In the present, we can hold tightly on to rich memories of our life through vivid images in our minds that can never be taken away. Now, if you close your eyes, you could bring to remembrance one of those special times.
Our memories today are mostly digital representations of those beautiful moments. We snap the sunset on that unforgettable holiday, the last birthday party for Grandpa or the birth of our first child. Photographic repesentations of mortality.
Snap. Snap. Snap.
Digital memories stored for future recollections. A legacy created over a lifetime. Our life story in photographs and video. Never in history has it been so easy to record our lives.
Those digital memories are priceless. Irreplaceable.
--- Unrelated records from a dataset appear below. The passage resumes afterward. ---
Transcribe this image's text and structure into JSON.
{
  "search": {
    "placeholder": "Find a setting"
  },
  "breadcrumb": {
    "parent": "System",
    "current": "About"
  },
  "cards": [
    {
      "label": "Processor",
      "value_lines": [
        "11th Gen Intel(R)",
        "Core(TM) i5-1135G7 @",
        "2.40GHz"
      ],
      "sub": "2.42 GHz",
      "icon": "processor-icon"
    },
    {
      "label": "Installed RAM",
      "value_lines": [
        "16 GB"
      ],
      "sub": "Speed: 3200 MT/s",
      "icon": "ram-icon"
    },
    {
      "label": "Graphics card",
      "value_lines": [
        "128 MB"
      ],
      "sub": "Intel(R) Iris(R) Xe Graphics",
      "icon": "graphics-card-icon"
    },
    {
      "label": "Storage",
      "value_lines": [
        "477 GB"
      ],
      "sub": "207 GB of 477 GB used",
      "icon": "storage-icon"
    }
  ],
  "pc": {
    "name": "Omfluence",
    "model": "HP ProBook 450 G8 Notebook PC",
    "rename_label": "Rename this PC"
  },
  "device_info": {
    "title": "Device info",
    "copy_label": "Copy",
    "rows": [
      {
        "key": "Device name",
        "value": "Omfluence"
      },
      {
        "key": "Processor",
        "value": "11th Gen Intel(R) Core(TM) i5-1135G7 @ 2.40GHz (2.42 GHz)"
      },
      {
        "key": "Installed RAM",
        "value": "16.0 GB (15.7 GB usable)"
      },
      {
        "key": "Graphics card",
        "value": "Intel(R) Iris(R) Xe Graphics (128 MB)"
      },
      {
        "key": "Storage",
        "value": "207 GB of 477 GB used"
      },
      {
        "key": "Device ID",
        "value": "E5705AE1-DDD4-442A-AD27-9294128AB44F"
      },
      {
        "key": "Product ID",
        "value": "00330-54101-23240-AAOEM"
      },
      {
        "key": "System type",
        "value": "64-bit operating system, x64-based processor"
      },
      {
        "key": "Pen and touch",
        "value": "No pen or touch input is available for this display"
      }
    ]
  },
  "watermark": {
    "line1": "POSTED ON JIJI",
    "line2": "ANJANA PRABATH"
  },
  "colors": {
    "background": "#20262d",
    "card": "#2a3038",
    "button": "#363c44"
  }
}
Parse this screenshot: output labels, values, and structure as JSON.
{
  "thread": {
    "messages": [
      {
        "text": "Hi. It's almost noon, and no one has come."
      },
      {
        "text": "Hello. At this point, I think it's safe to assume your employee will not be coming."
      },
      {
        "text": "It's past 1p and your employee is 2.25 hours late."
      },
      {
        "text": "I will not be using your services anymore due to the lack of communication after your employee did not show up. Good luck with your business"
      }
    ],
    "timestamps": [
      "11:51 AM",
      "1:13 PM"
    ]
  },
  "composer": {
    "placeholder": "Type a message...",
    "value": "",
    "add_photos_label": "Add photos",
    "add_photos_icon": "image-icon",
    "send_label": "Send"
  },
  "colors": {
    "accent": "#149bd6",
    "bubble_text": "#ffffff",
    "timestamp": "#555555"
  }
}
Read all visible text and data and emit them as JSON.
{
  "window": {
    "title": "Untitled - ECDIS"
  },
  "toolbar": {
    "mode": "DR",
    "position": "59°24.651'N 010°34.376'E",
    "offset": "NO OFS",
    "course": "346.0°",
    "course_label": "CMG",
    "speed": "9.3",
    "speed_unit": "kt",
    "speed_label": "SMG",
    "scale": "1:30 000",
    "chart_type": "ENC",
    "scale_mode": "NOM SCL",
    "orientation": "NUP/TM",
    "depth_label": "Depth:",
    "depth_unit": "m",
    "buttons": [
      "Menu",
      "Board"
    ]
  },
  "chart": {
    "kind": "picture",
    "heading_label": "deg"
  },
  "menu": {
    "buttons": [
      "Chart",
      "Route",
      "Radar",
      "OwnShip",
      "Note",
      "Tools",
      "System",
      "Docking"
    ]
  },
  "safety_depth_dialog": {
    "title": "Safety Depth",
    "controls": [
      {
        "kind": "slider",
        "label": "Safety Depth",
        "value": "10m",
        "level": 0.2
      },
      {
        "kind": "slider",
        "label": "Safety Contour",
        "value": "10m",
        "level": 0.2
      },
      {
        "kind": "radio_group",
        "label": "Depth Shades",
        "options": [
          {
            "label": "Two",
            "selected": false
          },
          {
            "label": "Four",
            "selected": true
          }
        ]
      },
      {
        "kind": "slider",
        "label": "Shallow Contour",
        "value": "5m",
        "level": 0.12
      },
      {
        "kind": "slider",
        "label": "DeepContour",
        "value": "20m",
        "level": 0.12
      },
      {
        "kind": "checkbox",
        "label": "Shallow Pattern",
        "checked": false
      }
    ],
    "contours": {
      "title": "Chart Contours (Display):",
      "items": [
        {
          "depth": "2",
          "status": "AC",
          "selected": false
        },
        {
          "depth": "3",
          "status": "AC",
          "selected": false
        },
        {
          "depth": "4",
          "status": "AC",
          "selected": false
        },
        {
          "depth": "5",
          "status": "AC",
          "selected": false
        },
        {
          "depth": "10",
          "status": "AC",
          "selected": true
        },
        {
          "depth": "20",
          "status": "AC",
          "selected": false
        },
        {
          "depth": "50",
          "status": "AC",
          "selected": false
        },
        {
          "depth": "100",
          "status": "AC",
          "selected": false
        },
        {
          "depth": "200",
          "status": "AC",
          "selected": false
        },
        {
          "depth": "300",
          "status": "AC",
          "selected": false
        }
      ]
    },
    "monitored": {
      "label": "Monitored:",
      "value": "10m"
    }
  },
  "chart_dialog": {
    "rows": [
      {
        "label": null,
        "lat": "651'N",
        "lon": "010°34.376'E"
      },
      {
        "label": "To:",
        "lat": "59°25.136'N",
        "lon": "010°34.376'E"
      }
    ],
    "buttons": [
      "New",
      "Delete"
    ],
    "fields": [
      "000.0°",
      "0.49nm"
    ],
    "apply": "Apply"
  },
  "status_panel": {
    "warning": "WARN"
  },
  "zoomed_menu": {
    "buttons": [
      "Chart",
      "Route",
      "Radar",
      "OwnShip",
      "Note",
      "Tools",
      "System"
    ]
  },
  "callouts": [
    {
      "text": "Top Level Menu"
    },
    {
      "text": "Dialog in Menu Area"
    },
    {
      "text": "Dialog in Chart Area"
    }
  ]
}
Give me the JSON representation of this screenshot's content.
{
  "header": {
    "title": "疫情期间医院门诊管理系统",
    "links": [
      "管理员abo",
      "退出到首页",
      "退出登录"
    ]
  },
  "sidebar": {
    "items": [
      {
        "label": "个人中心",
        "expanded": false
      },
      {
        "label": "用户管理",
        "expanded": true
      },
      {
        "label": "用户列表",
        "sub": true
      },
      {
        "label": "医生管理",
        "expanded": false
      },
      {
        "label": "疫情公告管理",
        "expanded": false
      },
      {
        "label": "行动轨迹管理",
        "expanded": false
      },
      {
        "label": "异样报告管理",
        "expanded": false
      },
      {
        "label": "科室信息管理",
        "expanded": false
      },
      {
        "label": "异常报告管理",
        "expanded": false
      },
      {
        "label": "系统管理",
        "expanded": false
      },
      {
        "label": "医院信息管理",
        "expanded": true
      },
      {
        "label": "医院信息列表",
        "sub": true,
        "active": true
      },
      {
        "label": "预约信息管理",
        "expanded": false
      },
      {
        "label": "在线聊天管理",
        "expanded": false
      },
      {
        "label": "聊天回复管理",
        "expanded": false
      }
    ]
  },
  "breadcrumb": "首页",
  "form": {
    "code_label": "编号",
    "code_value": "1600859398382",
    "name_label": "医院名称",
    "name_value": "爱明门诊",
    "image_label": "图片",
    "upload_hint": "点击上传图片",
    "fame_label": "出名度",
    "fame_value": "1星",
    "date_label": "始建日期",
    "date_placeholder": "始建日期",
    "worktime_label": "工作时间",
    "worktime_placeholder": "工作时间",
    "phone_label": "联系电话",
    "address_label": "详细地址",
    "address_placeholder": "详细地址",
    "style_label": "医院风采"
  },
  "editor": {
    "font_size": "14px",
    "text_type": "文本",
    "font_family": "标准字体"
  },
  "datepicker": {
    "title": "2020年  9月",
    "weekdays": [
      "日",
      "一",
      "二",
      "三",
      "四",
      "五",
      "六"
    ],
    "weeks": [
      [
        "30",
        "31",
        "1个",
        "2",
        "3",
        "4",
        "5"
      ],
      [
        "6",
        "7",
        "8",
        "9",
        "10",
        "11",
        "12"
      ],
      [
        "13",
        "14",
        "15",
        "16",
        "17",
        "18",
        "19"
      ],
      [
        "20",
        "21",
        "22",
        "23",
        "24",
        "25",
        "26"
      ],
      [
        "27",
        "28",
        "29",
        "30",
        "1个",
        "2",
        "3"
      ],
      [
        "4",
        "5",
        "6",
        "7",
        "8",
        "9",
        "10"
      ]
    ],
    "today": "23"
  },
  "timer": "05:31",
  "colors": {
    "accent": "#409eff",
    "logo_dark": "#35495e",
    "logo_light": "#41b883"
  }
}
WHAT IF YOUR MEMORIES ARE LOCKED AWAY AND NO KEY IS AVAILABLE?
What happens when those memories are locked away and no longer accessible? Worse it could be those precious memories of someone you love. It could be they are a few clicks of a keyboard from access. But, they might as well be on another planet for all the admittance you can get to them?
THE LOSS OF A SON
Morgan Hehir was attacked and killed on a night out in Nuneaton in Warwickshire, UK. He and his friends were on their way to a Halloween party on 31st October 2015. Morgan was only 20. It is hard to comprehend what loss like that must be to experience as a parent.
Morgan was an aspiring musician. Now his family wants to access the music, memories and pictures on the Mac computer he owned. However, they are locked out by a password they do not know.
He dad, Colin said recently in an article in The Telegraph, “He sent snapshots of his music and him messing around with his friends; he would send them little skits, so we know there is music on there as well as his photos, it’s all on this Macbook.”
LOCKED OUT? — A COURT ORDER IS THE KEY
Colin Hehir contacted Apple asking for help. They acknowledge the sheer difficulty and sadness of the situation. However, Apple says his parents need to get a court order to access songs written by their 20-year-old son stored on his computer.
An Apple spokesman said in a statement given to the BBC: “In the absence of permission for third-party access to an account, it is impossible to be certain what access the user would have wanted, and we do not consider it is appropriate that Apple make the decision.
Too right! It is not Apple’s position to unlock a computer. I don’t think they should make data freely available that doesn’t belong to them. Even, I believe, if they have a court order. Maybe the son would not want his parents to access that data? Who knows? The sad outcome is stress, heartache, and pain for the parents. Sad, when their grief is raw and daily present reality. My heart and sympathy go out to his parents. It is a tragic situation.
This is not an isolated case. The FBI were fighting through the courts for Apple to unlock the iPhone of a terrorist. In the end, they went elsewhere to access it. However, even that debate is still raging. Moreover, it will continue.
WHO OWNS YOUR DIGITAL LEGACY?
“We’re only asking for our data, that these companies are protecting for us. Morgan owns the computer; Morgan owns the data, but Apple owns the access. It’s so frustrating.” Said Colin Hehir. Going on he poignantly comments.
“It essentially means if you store everything on your computer, you lose your history and memories.”
That is true. True, unless you take steps and encourage those that you love to take to create a digital legacy plan. A plan that involves sharing passwords to your digital memories.
UNLOCKING THE MEMORIES CAN BE EASY
Do have priceless memories held on digital devices?
Are those devices password protected?
Whom have you told what that password is?
Digital legacy planning is still in its infancy. It needs to become part of standard estate planning. “I do not need a will, I do not have anything to leave,” is a common thread I hear. However, one sad lesson from this tragic story is in this digital age our priceless memories held in millions of pixels are acres of diamonds in the ground. Take steps to protect them.